How do we know? As an analogy, almost every army has the tactic of ambush in its doctrine books. The Australian Army, for instance, teaches a particular style of ambush; the placement of individual weapons, devices and personnel inside the ambush site are all described and explained. After an ambush has occurred, a smart intelligence collection team could analyse the site and — if the style parallels with our profile — determine that the ambush was carried out by an Australian Army patrol. Or, if we weren't operating in that area, they could then reasonably deduce it was a group trained in or otherwise following our doctrine. [fold]
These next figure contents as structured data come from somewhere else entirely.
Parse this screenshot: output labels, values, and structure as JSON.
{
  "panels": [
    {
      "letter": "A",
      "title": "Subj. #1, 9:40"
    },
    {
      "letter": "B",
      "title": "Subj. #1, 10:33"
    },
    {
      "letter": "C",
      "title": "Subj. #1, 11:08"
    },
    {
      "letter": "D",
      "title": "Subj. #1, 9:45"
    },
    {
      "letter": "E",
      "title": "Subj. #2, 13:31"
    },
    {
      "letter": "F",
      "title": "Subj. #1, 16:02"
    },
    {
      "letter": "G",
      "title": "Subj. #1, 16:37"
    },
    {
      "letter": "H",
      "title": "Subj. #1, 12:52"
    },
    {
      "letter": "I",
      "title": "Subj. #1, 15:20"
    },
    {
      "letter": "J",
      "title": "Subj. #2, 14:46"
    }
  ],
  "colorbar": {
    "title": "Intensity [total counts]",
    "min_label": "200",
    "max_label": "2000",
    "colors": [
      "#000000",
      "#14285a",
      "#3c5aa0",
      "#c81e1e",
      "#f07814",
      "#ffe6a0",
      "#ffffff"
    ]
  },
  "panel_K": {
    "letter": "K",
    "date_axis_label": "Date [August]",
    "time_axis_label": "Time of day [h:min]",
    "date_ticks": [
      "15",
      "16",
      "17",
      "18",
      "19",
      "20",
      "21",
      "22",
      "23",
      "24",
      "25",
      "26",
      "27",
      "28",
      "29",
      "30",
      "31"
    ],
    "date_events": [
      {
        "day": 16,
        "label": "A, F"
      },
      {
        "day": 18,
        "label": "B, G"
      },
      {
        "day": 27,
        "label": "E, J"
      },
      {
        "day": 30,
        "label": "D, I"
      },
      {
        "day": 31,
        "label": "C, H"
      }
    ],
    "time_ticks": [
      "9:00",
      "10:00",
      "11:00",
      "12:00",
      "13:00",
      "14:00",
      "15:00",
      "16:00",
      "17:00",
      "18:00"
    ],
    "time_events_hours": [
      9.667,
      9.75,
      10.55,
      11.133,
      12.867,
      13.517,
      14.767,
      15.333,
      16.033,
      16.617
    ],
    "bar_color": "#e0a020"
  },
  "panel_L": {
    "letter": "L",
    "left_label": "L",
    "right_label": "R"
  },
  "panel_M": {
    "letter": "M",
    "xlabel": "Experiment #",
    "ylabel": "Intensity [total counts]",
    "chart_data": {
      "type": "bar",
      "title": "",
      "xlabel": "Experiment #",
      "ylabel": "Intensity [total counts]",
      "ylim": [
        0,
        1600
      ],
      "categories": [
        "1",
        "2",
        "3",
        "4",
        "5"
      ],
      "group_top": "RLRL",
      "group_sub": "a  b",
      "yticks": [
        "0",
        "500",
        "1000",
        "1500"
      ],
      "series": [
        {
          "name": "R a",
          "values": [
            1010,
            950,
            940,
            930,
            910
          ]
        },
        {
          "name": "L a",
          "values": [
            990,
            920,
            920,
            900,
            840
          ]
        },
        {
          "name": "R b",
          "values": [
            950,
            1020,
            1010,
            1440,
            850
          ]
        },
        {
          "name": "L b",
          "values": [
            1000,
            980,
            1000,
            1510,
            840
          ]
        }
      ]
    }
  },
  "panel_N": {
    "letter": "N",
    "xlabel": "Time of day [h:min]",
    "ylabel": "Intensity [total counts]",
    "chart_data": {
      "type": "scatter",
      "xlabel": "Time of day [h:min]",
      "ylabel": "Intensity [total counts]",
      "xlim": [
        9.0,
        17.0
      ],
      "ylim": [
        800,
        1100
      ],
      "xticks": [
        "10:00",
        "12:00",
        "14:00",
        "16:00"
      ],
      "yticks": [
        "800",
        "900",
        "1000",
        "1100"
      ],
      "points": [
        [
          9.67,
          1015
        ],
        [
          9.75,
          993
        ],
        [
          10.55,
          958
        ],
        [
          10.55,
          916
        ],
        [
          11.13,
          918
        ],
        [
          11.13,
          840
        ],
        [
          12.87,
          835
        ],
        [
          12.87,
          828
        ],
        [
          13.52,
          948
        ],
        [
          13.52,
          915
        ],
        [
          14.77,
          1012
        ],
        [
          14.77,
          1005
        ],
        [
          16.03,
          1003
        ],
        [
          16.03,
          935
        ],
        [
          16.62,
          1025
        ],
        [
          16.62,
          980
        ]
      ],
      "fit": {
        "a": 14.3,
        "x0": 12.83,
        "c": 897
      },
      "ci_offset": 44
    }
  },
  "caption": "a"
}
Last week's Northern Ireland example, as with earlier incidents in January and May this year, demonstrates traits that seem to come from non-Irish sources. Similarly, evidence is amassing (eg. here, herehere and here) that violent extremist groups elsewhere are searching globally for new ways of conducting their activities, and not simply doing what has always been done in following or evolving their own historical 'doctrine'.

This is a wakeup call for those who consider that such threats are unlikely to proliferate beyond particular ideologies, societies or cultures. Violent groups are not limited to established methods of inflicting violence and will use the tools at their fingertips through globalisation to learn about and adopt 'best practices'.